O segundo elemento de aproximação é a crítica da economia política. Aqui, é o pensamento desenvolvido pelo líder Yonomami Davi Kopenawa que entra em cena e fica bem clara a sua potência crítica. Assim, os brancos seriam “o povo da mercadoria”, e justamente a mercadoria teria esfumaçado o seu pensamento (p.272). Na verdade, tudo seria conformado por ela, desde as leis, a escrita, a violência urbana e a desigualdade. O ponto de partida é de horror ao capitalismo e o contraste não poderia ser maior: “não temos pobres. Cada um pode usar terra, pode brocar roca, pode caçar, pescar” (p.274).
O terceiro ponto é o mais polêmico deles: o deslocamento do sentido da produção. A partir das contribuições dos autores do perspectivismo ameríndio, Tible argumenta que “produção” no conceitual indígena envolve a interação entre humanos e não humanos, e a predação teria um papel central aqui.
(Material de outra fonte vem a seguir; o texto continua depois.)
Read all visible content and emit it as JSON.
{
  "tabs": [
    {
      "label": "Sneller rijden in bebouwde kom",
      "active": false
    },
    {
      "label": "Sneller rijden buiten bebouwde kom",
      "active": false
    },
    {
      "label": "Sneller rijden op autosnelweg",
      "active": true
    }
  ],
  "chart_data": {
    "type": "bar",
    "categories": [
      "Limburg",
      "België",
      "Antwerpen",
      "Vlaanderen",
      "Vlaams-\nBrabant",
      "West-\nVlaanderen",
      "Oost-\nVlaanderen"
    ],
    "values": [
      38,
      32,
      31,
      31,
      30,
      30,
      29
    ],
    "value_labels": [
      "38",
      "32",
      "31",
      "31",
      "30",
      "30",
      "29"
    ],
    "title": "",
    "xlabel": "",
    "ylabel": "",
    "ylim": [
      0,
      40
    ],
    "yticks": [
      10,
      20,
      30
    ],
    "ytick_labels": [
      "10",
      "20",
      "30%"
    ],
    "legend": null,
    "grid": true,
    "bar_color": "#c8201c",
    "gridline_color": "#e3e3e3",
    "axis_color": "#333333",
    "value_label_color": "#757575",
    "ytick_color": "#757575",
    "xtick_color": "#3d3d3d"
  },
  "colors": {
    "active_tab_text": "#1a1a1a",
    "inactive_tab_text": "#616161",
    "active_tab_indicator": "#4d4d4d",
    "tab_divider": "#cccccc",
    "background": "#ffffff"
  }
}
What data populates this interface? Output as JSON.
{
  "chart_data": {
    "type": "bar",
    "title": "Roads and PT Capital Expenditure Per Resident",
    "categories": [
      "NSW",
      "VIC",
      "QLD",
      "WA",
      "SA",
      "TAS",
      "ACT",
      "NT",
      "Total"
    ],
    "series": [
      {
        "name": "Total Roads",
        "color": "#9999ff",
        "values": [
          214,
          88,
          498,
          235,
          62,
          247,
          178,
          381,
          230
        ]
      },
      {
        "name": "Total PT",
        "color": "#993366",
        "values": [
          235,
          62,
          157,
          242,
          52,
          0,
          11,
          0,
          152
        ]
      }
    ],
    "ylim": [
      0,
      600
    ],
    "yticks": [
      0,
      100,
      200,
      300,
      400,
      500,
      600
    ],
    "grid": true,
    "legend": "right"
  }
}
Este trânsito entre humanos e não humanos coloca em questão a separação entre natureza e cultura.
Em uma tentativa de aproximação com o pensamento marxiano, Tible afirma que Marx teria desenvolvido “sua concepção da relação homem- mundo na qual o homem é imediatamente um ser do mundo e parte da natureza” (p.267). O homem faz parte da natureza e não produz nada sem ela, de maneira que a produção não o retira do reino dela, da natureza. Ainda assim, estamos distantes do conceitual indígena. Esta distância talvez indique que há limites para a aproximação entre Marx e as sociedades indígenas.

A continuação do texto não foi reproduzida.